Writer/director Justin Reinsilber's debut feature film Central Park had its world premiere at Dances With Films, one of the indie/microcinema world's most beloved fests, and now heads out on the festival circuit armed with its retro vibes and rock solid ensemble cast to tell a horror story that feels familiar yet is still immensely entertaining. 

Central Park centers around the teenaged son, Harold (Justiin A. Davis), of a disgraced New York billionaire and the group of friends who decide to help him blow off some steam by spending the night in New York City's Central Park. Of course, when you're the son of someone who has supposedly screwed people out of millions of dollars you might want to be a little more careful about where you hang out with your friends. You know?

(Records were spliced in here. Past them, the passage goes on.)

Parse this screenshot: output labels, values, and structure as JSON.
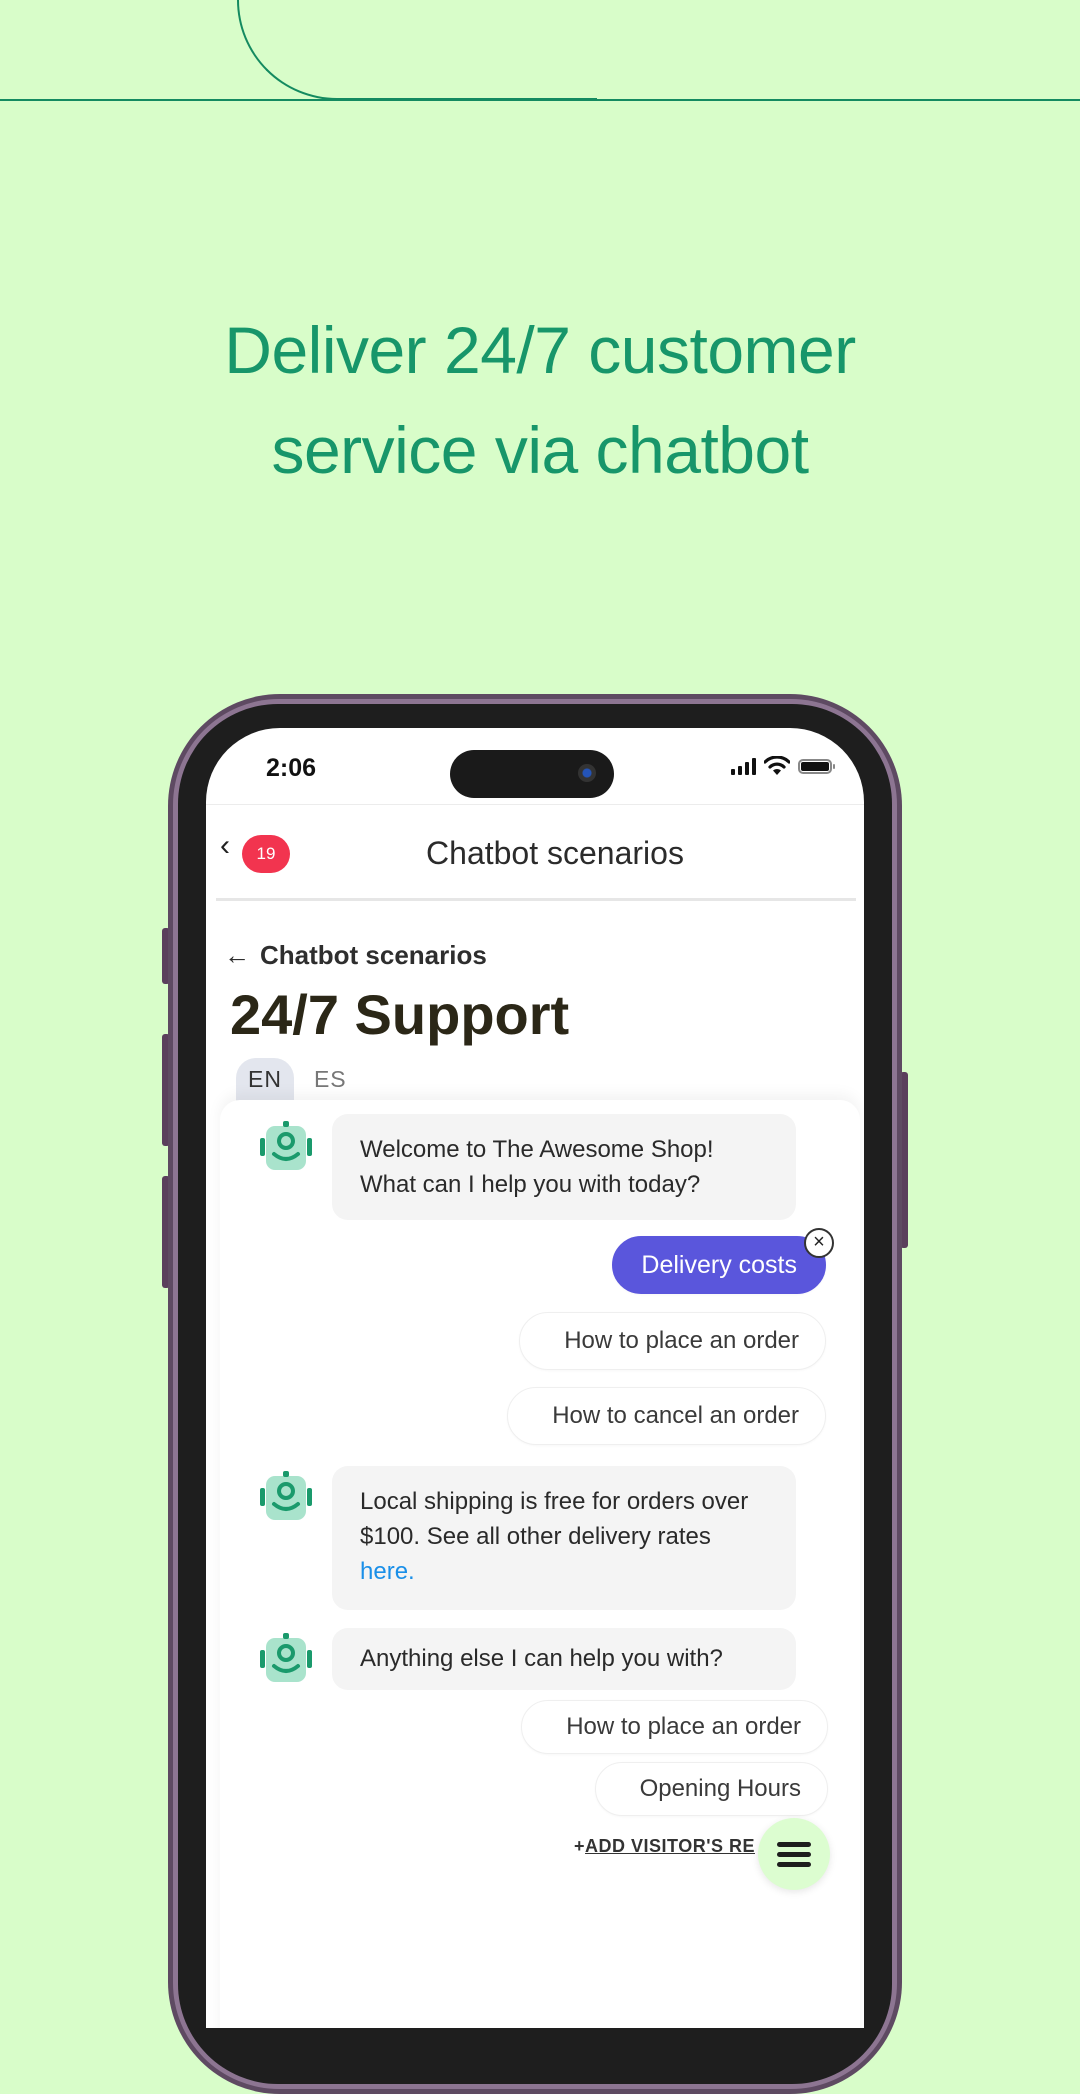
{
  "hero": {
    "headline_line1": "Deliver 24/7 customer",
    "headline_line2": "service via chatbot"
  },
  "colors": {
    "background": "#d8fdc9",
    "accent_green": "#17966a",
    "selected_chip": "#5a56dc",
    "badge_red": "#f2344f",
    "link_blue": "#1a8fe8"
  },
  "statusbar": {
    "time": "2:06",
    "icons": [
      "signal-icon",
      "wifi-icon",
      "battery-icon"
    ]
  },
  "navbar": {
    "back_icon": "chevron-left",
    "badge_count": "19",
    "title": "Chatbot scenarios"
  },
  "page": {
    "breadcrumb_icon": "←",
    "breadcrumb": "Chatbot scenarios",
    "title": "24/7 Support",
    "languages": [
      {
        "code": "EN",
        "active": true
      },
      {
        "code": "ES",
        "active": false
      }
    ]
  },
  "chat": {
    "messages": [
      {
        "type": "bot",
        "text_line1": "Welcome to The Awesome Shop!",
        "text_line2": "What can I help you with today?"
      },
      {
        "type": "chip_selected",
        "label": "Delivery costs",
        "close_icon": "×"
      },
      {
        "type": "chip",
        "label": "How to place an order"
      },
      {
        "type": "chip",
        "label": "How to cancel an order"
      },
      {
        "type": "bot",
        "text": "Local shipping is free for orders over $100. See all other delivery rates",
        "link": "here."
      },
      {
        "type": "bot",
        "text": "Anything else I can help you with?"
      },
      {
        "type": "chip",
        "label": "How to place an order"
      },
      {
        "type": "chip",
        "label": "Opening Hours"
      }
    ],
    "add_reply_icon": "+",
    "add_reply_label": "ADD VISITOR'S RE"
  }
}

Central Park possesses a deliciously retro vibe, from Andre Fratto's nostalgic original score to Eun-ah Lee's shadow-tinged lensing and Reinsilber's own story that is familiar in all the right ways. The film's set-ups do feel overly familiar, a fact that keeps Central Park from ever really being as suspenseful as it could be if a few more original twists had found their way into the story. Despite this familiarity, Reinsilber has assembled a surprisingly solid cast around Davis's cocky yet vulnerable turn as Harold including Deema Aitken as the "you just know he's ill-fated" Mikey, whose drug-fueled paranoia leads high school teacher Mr. Shaw (Michael Lombardi) down a path he probably shouldn't take, along with the likes of Ruby Modine (Showtime's Shameless) as Sessa, Grace Van Patten as Leyla, David Valcin as Sam, and Marina Squerciati (Frances Ha) as Melissa Shaw among others.

Central Park, which takes its time setting the horror in motion, benefits greatly from an inherently complex locale, New York's famed Central Park being the kind of place that simultaneously feels capable of producing both extreme joy and squirm-inducing vulnerability. While the film doesn't ultimately lead to a whole lot of squirming, that's largely because Reinsilber has refreshingly grounded it in a sense of reality that gives the film more of a natural feeling than we often find in this type of horror film. The mysterious man who taunts this group of friends is a near constant presence in the film rather than a sudden surprise, a shadow lingerer whose stalkerish ways and homicidal tendencies hint at a thinly veiled justifiability that makes the central story here a little more compelling. 

Central Park is a solid indie debut from Reinsilber, never quite as fresh as we'd like it to be but consistently entertaining and with enough thrills and kills to please most horror fans except for the true gorehounds. Behind a solid ensemble cast and a devotion to its retro vibe in a contemporary story, Central Park is the kind of horror film that feels as if it could be ripped right out of the news headlines and sometimes that's the scariest kind of horror.